Gravée entre 1932 et 1935, cette cire mythique est actuellement disponible chez deux éditeurs concurrents (Dante et Arkadia). Cela nous permet d’apprécier les méthodes de restitution de ces enregistrements historiques. Beaux exercices des ingénieurs. Faut-il effacer les bruits de surface des 78 tours, quitte à altérer le timbre des instruments ? Faut-il chercher un compromis entre les plaisirs de la stéréophonie et le souci de vérité ? Rhinocéros unicorne ou bicorne répondrait Eugène Ionesco, tant les interrogations sont ailleurs.

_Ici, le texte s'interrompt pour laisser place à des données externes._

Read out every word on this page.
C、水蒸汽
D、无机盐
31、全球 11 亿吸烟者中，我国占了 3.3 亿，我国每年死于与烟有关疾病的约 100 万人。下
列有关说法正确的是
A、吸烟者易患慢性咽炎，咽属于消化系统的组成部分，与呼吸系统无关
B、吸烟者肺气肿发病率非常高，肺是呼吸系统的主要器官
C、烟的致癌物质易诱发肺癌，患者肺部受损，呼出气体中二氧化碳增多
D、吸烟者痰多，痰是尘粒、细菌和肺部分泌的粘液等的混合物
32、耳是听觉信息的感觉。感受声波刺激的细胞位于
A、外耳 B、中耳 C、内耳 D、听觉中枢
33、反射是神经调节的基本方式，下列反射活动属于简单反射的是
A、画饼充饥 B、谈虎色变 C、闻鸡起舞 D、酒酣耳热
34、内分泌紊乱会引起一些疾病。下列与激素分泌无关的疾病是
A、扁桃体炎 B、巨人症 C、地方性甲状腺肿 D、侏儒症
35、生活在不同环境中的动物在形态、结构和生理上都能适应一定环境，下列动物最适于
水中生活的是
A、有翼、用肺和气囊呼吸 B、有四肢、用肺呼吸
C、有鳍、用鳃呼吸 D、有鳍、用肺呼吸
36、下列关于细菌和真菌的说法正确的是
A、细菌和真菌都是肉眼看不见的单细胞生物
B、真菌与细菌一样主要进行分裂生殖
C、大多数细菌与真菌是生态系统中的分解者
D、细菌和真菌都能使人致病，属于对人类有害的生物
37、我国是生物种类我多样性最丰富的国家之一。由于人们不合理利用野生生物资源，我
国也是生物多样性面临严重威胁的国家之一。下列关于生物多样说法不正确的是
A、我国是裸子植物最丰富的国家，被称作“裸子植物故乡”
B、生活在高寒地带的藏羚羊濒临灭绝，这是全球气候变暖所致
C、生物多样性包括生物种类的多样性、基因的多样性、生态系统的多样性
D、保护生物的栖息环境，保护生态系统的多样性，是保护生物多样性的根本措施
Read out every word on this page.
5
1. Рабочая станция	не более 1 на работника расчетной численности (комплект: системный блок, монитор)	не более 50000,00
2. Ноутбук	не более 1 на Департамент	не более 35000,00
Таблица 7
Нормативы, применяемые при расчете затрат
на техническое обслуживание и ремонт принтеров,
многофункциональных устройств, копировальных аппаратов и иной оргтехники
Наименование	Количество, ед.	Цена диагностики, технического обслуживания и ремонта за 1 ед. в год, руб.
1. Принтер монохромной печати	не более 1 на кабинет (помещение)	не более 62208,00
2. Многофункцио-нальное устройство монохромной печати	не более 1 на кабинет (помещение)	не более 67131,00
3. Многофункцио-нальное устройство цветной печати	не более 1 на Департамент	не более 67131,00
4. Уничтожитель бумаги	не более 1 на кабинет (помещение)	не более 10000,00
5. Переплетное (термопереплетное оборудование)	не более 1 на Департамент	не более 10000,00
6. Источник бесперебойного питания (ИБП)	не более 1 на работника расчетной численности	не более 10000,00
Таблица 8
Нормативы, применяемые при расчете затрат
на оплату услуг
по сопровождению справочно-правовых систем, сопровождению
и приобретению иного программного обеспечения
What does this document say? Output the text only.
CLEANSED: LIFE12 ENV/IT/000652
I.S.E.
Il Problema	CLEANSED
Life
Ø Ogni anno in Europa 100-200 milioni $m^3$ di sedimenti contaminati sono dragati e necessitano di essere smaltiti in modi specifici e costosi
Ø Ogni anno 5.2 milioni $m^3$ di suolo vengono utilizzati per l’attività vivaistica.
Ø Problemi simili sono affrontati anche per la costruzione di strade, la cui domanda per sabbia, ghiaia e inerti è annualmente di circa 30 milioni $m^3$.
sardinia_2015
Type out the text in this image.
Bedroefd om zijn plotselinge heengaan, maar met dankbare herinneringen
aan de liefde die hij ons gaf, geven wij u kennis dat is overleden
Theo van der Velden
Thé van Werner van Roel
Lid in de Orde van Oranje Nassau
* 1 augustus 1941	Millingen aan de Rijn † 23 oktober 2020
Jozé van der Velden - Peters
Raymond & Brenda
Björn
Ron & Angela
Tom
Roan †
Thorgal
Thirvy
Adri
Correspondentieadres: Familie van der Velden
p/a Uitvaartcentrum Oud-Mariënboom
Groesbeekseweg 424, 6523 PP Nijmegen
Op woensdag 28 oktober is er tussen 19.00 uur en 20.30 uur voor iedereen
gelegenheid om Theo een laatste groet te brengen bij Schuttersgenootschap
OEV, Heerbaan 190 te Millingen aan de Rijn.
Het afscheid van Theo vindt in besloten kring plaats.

Certes, Beethoven fut un génie ; ses sonates sont, au même titre que le Clavier bien tempéré de Bach, la pierre angulaire de l’histoire de la musique.

Certes Arthur Schnabel fut un homme formidable ; un des plus grand pédagogues, pianistes de l’histoire à la conduite humaine exemplaire. Il évita le rôle trop facile du virtuose pour se concentrer sur les chefs d’œuvres du répertoire austro-allemand. Mais quel est ce temps, où non seulement nous faisons pain quotidien d’un répertoire vieux de 200 ans, mais encore où l’on attend avec la soif de la nouveauté des enregistrements d’avant guerre? Faut-il -encore- aimer Beethoven ? Faut-il -encore- aimer Schnabel ? N’est ce pas l’ultime conservatisme ? Nous voici à revisiter « Le crime était presque parfait » puis « Psycho » d’Hitchcock (Gus Van Sant n’est pas Schnabel). Qui voudra encore payer 150 francs l’interprétation d’un Heisser ou d’un Duchâble (musiciens bien vivants) alors que Schnabel ou Michelangeli coûtent 40 -voire 20- francs ? L’heure est au patrimoine, à la célébration… à la manipulation du passé, comme pour excuser le présent. Soit. Baissons les bras, Vive Beethoven, Vive Schnabel. Soyons gais mais ne soyons pas dupes.